According to one embodiment of the invention a feedback sensor system is provided on limb 27. The feedback sensor system is identical to the sensor assembly on limb 25. In the embodiment shown in Fig. 2, the cables and anchor elements of the powered mechanism 10 that are used to move the injured fingers are also utilized for the feedback sensor system. The end of lever 21' of the powered mechanism to which the cables 150a on the top and bottom of a finger are connected is also connected by linkage 29' to potentiometer 16'. As lever 21 moves, linkage 29' is pushed or pulled changing the output signal of potentiometer 16'. The output of potentiometer 16' is transmitted to controller 18. The feedback sensor system on the injured limb provides real time information to controller 18, which uses this information to adjust the magnitude of the force of the actuators on limb 27. This feedback is important in order to match the motion of the bones on limb 27 exactly with that of the corresponding bone on limb 25 and prevent the application of excessive force to the bone which could further injure the hand.

It will be appreciated that any other kinematic system is also in the scope of the invention.

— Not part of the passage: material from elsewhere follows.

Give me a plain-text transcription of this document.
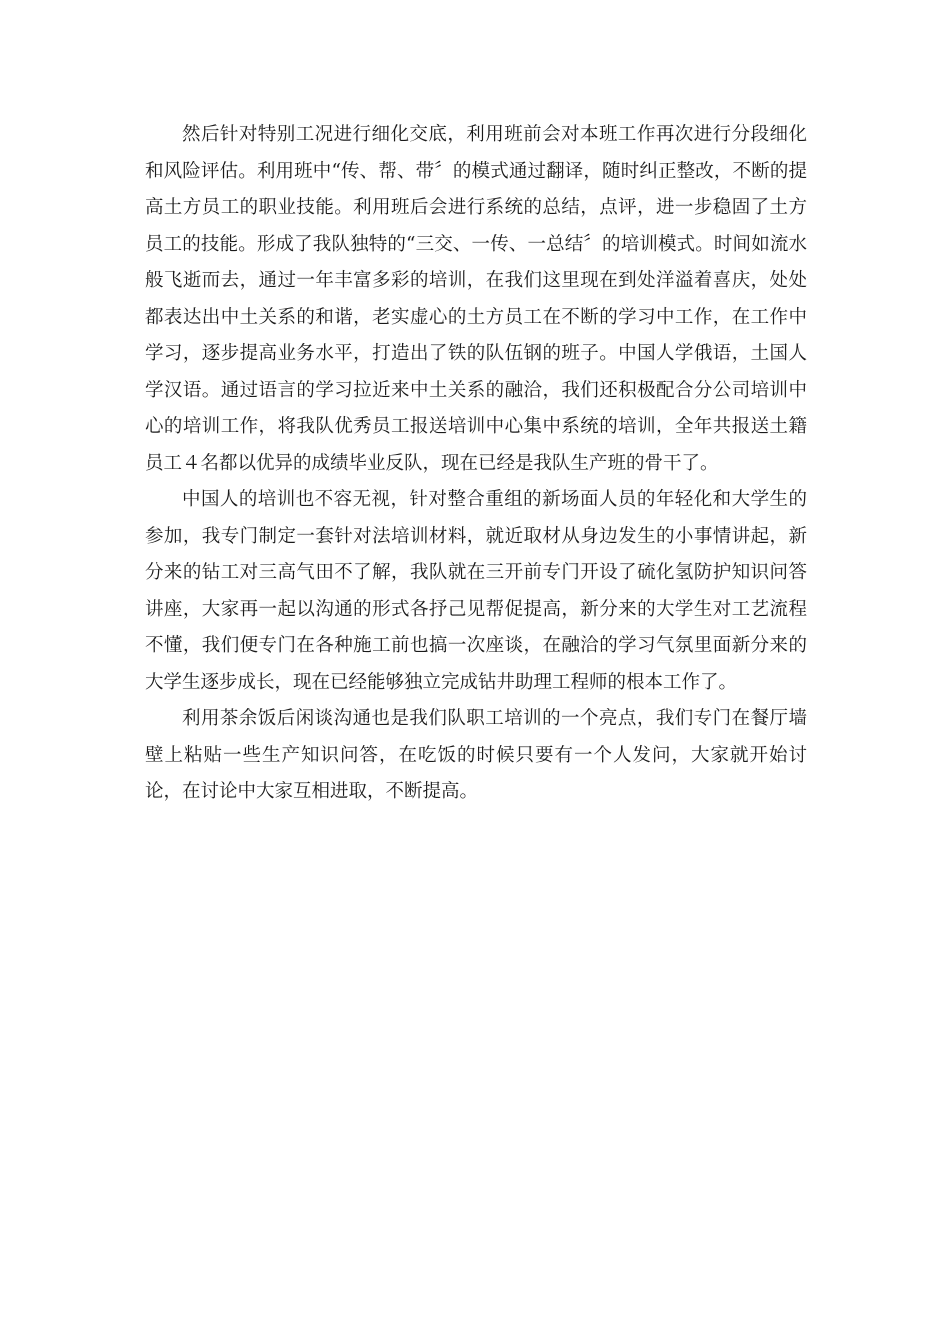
然后针对特别工况进行细化交底，利用班前会对本班工作再次进行分段细化和风险评估。利用班中“传、帮、带〞的模式通过翻译，随时纠正整改，不断的提高土方员工的职业技能。利用班后会进行系统的总结，点评，进一步稳固了土方员工的技能。形成了我队独特的“三交、一传、一总结〞的培训模式。时间如流水般飞逝而去，通过一年丰富多彩的培训，在我们这里现在到处洋溢着喜庆，处处都表达出中土关系的和谐，老实虚心的土方员工在不断的学习中工作，在工作中学习，逐步提高业务水平，打造出了铁的队伍钢的班子。中国人学俄语，土国人学汉语。通过语言的学习拉近来中土关系的融洽，我们还积极配合分公司培训中心的培训工作，将我队优秀员工报送培训中心集中系统的培训，全年共报送土籍员工４名都以优异的成绩毕业反队，现在已经是我队生产班的骨干了。

中国人的培训也不容无视，针对整合重组的新场面人员的年轻化和大学生的参加，我专门制定一套针对法培训材料，就近取材从身边发生的小事情讲起，新分来的钻工对三高气田不了解，我队就在三开前专门开设了硫化氢防护知识问答讲座，大家再一起以沟通的形式各抒己见帮促提高，新分来的大学生对工艺流程不懂，我们便专门在各种施工前也搞一次座谈，在融洽的学习气氛里面新分来的大学生逐步成长，现在已经能够独立完成钻井助理工程师的根本工作了。

利用茶余饭后闲谈沟通也是我们队职工培训的一个亮点，我们专门在餐厅墙壁上粘贴一些生产知识问答，在吃饭的时候只要有一个人发问，大家就开始讨论，在讨论中大家互相进取，不断提高。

Fig. 3 is a general block diagram presenting an embodiment of a control circuit for use by controller 18. The analog/digital conversion elements connected to the sensor arrays are not necessary when digital sensors are used. The controller may be a dedicated unit attached to or separated from the rest of the apparatus or it can be a general purpose computer, PC, or hand held device. In addition to the processor itself, this module comprises other components including: one or more input/output bus bars to facilitate electrical connection with the components of the apparatus; transmitting and receiving means for wireless and/or wired communication with the sensors; one or more memory units to record the activities and results of the sessions and historical data that show the progress of the patient; input devices, e.g. keyboard, touch pad, or touch screen, to input information about the patient or details of the session and instructions to the apparatus, for example limiting the maximum amount of force that can be applied by the actuators on the injured limb; and output devices, e.g. a display screen or audible signals to allow the progress and results of the session to be monitored. In addition, regardless of the type of processing unit employed, the processor is loaded with dedicated software adapted to receive the signals from the sensors and convert them into instructions to the actuators and also to control the overall operation of the apparatus. The power supply 20 can supply either direct current, e.g. from rechargeable batteries, or low voltage alternating current to the sensors and powered mechanism on the injured limb and to controller 18 by means of electric wires as required.

The apparatus of the invention enables a user to undergo self-training and to reduce the hours of work with a physical therapist. For self-training sessions without the presence of a physical therapist, a patient may receive, together with the apparatus of the invention, a training program with specific instructions of the kind and number of movements to be carried out.

Although embodiments of the invention have been described by way of illustration, it will be understood that the invention may be carried out with many variations, modifications, and adaptations, without exceeding the scope of the claims.